Thursday, December 24, 2009

No I do not want to say yes. No I do not want to say no. No I do not want to give you my opinion, no I do not want to not give you my opinion and no I do not want to be negative. I just want to say no. No to you, no to everything and no to me. No. No. No.

Unless you want to give me a cookie.

Thursday, October 22, 2009

I Have the Power!


Last night I had trouble staying asleep. So after a while of trying, we decided to start over and turned the light on. I was still pretty worked up, so I decided to play with my toys for a bit until I calmed down. During that time Mom went for ice cream and Dad stayed to play with me. I did everything that I could to calm down. I rode my zebra, played with blocks, jumped into my ball pit and finally settled in on rolling one of my push toys back and forth across the floor.

All of this Dad seemed to approve of. So much so that he had gone to just lying on his back in the middle of the room. And it was from there that I heard his say, "NO!" as I ran my push toy across the wall and not the floor. Sure it's wood and heavy so it probably would have made marks, but I wasn't thinking about that at 11:30pm.

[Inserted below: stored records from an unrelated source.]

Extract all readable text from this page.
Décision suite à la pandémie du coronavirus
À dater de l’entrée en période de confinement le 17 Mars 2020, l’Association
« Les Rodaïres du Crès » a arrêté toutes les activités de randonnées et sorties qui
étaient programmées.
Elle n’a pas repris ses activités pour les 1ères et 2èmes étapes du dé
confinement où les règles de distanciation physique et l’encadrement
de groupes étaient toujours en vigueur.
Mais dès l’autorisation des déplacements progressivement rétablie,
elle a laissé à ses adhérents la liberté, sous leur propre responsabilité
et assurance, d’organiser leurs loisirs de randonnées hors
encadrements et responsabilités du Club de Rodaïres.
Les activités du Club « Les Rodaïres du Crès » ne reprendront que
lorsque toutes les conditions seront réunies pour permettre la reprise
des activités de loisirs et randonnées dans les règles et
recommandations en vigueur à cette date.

Sometime during the end of his "NO!" I decided to spin around to show him that I was stopping, except I slipped. I must have hit the edge of the carpet, a wind must have caught me, or we could have had a small earthquake - I can't be too sure.

What happened next was both hilarious and sad. As I spun I took the push toy with me and as I fell with the toy, the weight of all of that wood and metal came full force around over my head and directly down on Dad. Now here is the funny part: Dad made a sound that I can only explain as the sound you would hear from a sick Yak getting kicked in the butt. I would say that he screamed like a girl, but I don't know of any female, outside of pregnant rhinoceroses, that could sound like that. So as he curled into a ball trying to repress words that he said he would teach me when I turn five, I realized that this whole incident had a down side: I didn't get it on film.

Monday, September 14, 2009

The Power of No

Not being able to fully articulate the exact verbiage that I would like to express during any particular situation, I’ve had to resort to allowing others to guess the exact desire in which I am having a trouble conveying. Thus I have found that the word "no", said ad nauseam, is my new modus operandi. It is not that I wish to be this obstinate; I just don’t have choice in the matter.